The shift Jacobian is used in computing off-diagonal elements of the full Jacobian matrix.
- Parameters:
num_agents (int) – Number of agents in the system.
agents_pos (Union[List[float], np.ndarray, torch.Tensor]) – Positions of the agents (can be list, numpy array, or tensor).
bin_points (Union[List[float], np.ndarray, torch.Tensor]) – Discretized domain points (can be list, numpy array, or tensor).
Q (float) – Scaling factor for the shift function magnitude.
infl_matrix (torch.Tensor) – Pre-computed influence matrix of shape (N, K).
- Returns:
Shift matrix Jacobian of shape (N, K) where N is number of agents and K is number of bins.
- Return type:
torch.Tensor
Note
Input types are automatically converted to torch.float32 tensors for consistency. This function uses JIT compilation for optimal performance.
- InflGame.adaptive.jacobian.shift_matrix_jacobian_ii(num_agents, agents_pos, bin_points, Q, infl_matrix)#
Compute second-order shift matrix Jacobian using JIT-optimized vectorized operations.
This function calculates the second-order partial derivatives \(\frac{\partial^2 S_i}{\partial x_i^2}\) of the shift function with respect to an agent’s own position. These derivatives contribute to the diagonal elements of the full Jacobian matrix.
- Parameters:
num_agents (int) – Number of agents in the system.
agents_pos (Union[List[float], np.ndarray, torch.Tensor]) – Positions of the agents (can be list, numpy array, or tensor).
bin_points (Union[List[float], np.ndarray, torch.Tensor]) – Discretized domain points (can be list, numpy array, or tensor).
Q (float) – Scaling factor for the shift function magnitude.
infl_matrix (torch.Tensor) – Pre-computed influence matrix of shape (N, K).
- Returns:
Second-order shift matrix Jacobian of shape (N, K).
- Return type:
torch.Tensor
Note
Input types are automatically converted to torch.float32 tensors for consistency.
- InflGame.adaptive.jacobian.shift_matrix_jacobian_ij(num_agents, agents_pos, bin_points, Q, infl_matrix)#
Compute mixed partial derivative shift matrix Jacobian using JIT-optimized vectorized operations.

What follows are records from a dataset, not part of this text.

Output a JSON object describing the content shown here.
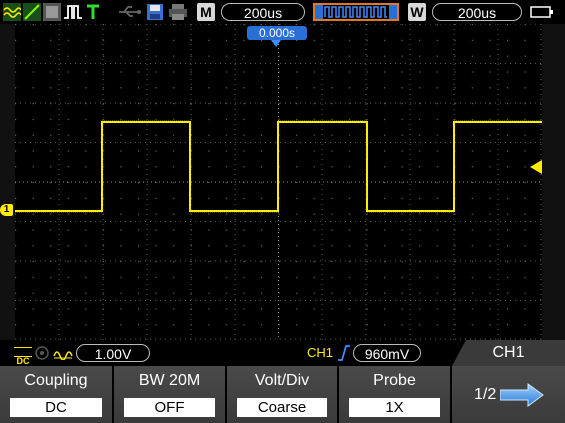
{
  "topbar": {
    "mode_badge": "M",
    "timebase": "200us",
    "window_badge": "W",
    "window_timebase": "200us"
  },
  "waveform": {
    "trigger_position": "0.000s",
    "channel_marker": "1"
  },
  "status": {
    "coupling_icon": "DC",
    "volts_div": "1.00V",
    "trigger_source": "CH1",
    "trigger_level": "960mV",
    "menu_title": "CH1"
  },
  "softkeys": [
    {
      "title": "Coupling",
      "value": "DC"
    },
    {
      "title": "BW 20M",
      "value": "OFF"
    },
    {
      "title": "Volt/Div",
      "value": "Coarse"
    },
    {
      "title": "Probe",
      "value": "1X"
    },
    {
      "title": "1/2"
    }
  ],
  "colors": {
    "trace": "#ffee00",
    "grid": "#7a7a7a",
    "accent": "#2a6fd6",
    "status_bg": "#000000"
  }
}
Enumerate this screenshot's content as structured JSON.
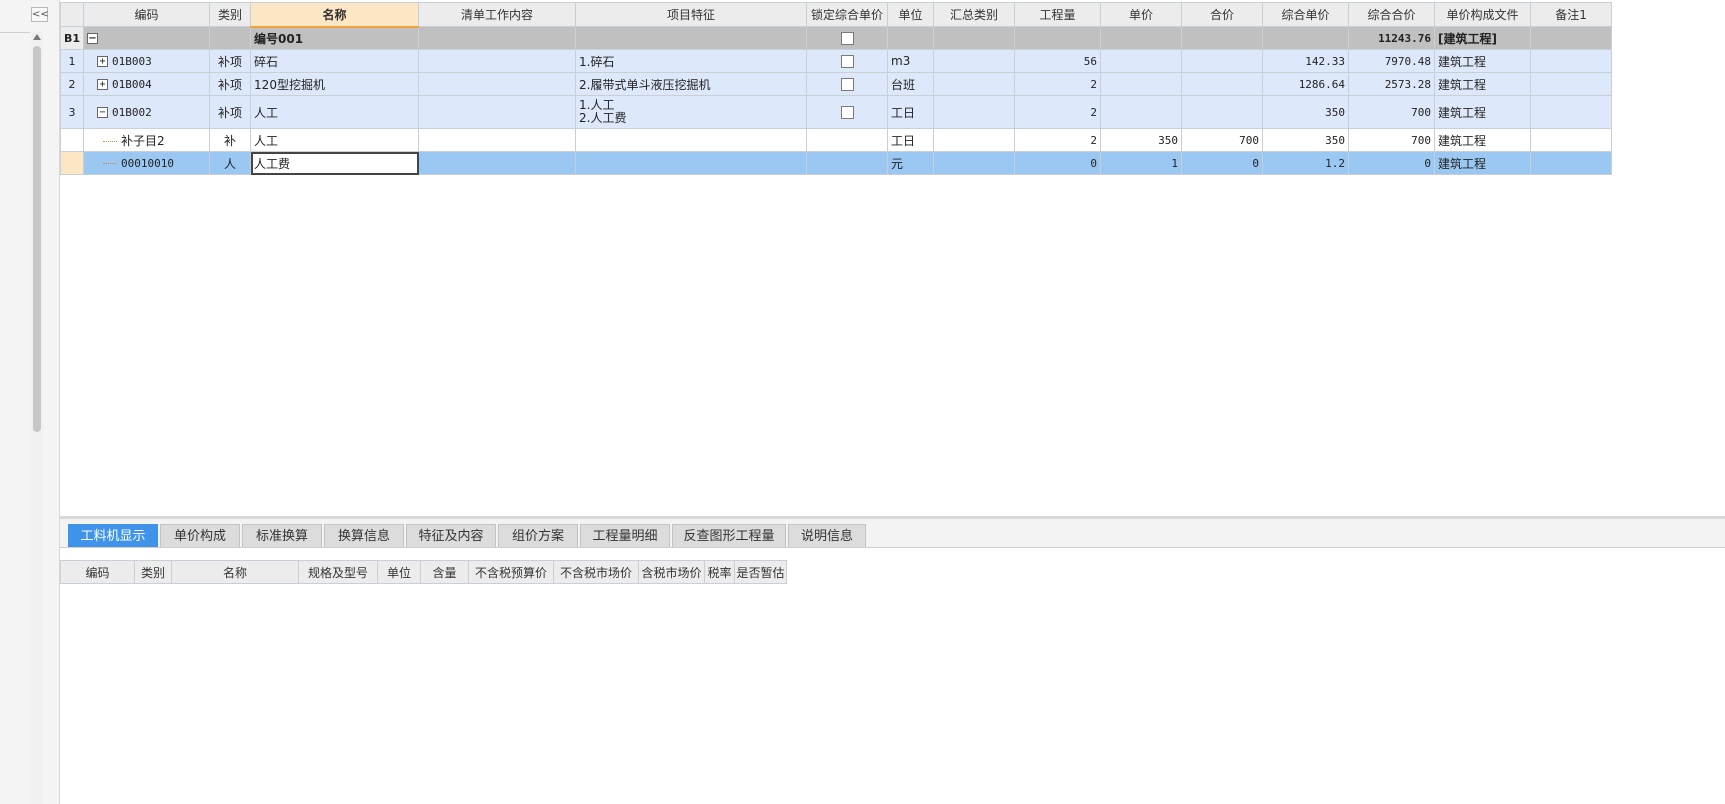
{
  "left_panel": {
    "collapse_label": "<<"
  },
  "main_grid": {
    "headers": [
      "",
      "编码",
      "类别",
      "名称",
      "清单工作内容",
      "项目特征",
      "锁定综合单价",
      "单位",
      "汇总类别",
      "工程量",
      "单价",
      "合价",
      "综合单价",
      "综合合价",
      "单价构成文件",
      "备注1"
    ],
    "group_row": {
      "row": "B1",
      "code": "",
      "type": "",
      "name": "编号001",
      "total": "11243.76",
      "file": "[建筑工程]"
    },
    "item_rows": [
      {
        "row": "1",
        "code": "01B003",
        "type": "补项",
        "name": "碎石",
        "feature": [
          "1.碎石"
        ],
        "unit": "m3",
        "qty": "56",
        "price": "",
        "sum": "",
        "unit_price": "142.33",
        "total": "7970.48",
        "file": "建筑工程"
      },
      {
        "row": "2",
        "code": "01B004",
        "type": "补项",
        "name": "120型挖掘机",
        "feature": [
          "2.履带式单斗液压挖掘机"
        ],
        "unit": "台班",
        "qty": "2",
        "price": "",
        "sum": "",
        "unit_price": "1286.64",
        "total": "2573.28",
        "file": "建筑工程"
      },
      {
        "row": "3",
        "code": "01B002",
        "type": "补项",
        "name": "人工",
        "feature": [
          "1.人工",
          "2.人工费"
        ],
        "unit": "工日",
        "qty": "2",
        "price": "",
        "sum": "",
        "unit_price": "350",
        "total": "700",
        "file": "建筑工程"
      }
    ],
    "sub_rows": [
      {
        "code": "补子目2",
        "type": "补",
        "name": "人工",
        "unit": "工日",
        "qty": "2",
        "price": "350",
        "sum": "700",
        "unit_price": "350",
        "total": "700",
        "file": "建筑工程"
      },
      {
        "code": "00010010",
        "type": "人",
        "name": "人工费",
        "unit": "元",
        "qty": "0",
        "price": "1",
        "sum": "0",
        "unit_price": "1.2",
        "total": "0",
        "file": "建筑工程"
      }
    ],
    "expand_symbol": "+",
    "collapse_symbol": "−"
  },
  "bottom_tabs": [
    "工料机显示",
    "单价构成",
    "标准换算",
    "换算信息",
    "特征及内容",
    "组价方案",
    "工程量明细",
    "反查图形工程量",
    "说明信息"
  ],
  "active_tab": 0,
  "sub_grid": {
    "headers": [
      "编码",
      "类别",
      "名称",
      "规格及型号",
      "单位",
      "含量",
      "不含税预算价",
      "不含税市场价",
      "含税市场价",
      "税率",
      "是否暂估"
    ]
  },
  "colors": {
    "active_tab": "#3f94e9",
    "selected_row": "#9bc8f3",
    "item_row": "#dde9fb",
    "group_row": "#c0c0c0"
  }
}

This function calculates the mixed second-order partial derivatives \(\frac{\partial^2 S_i}{\partial x_i \partial x_j}\) of the shift function with respect to positions of two different agents. These derivatives contribute to the off-diagonal elements of the full Jacobian matrix.
- Parameters:
num_agents (int) – Number of agents in the system.
agents_pos (Union[List[float], np.ndarray, torch.Tensor]) – Positions of the agents (can be list, numpy array, or tensor).
bin_points (Union[List[float], np.ndarray, torch.Tensor]) – Discretized domain points (can be list, numpy array, or tensor).
Q (float) – Scaling factor for the shift function magnitude.
infl_matrix (torch.Tensor) – Pre-computed influence matrix of shape (N, K).
- Returns:
Mixed partial derivative shift matrix Jacobian of shape (N, K).
- Return type:
torch.Tensor
Note
Input types are automatically converted to torch.float32 tensors for consistency.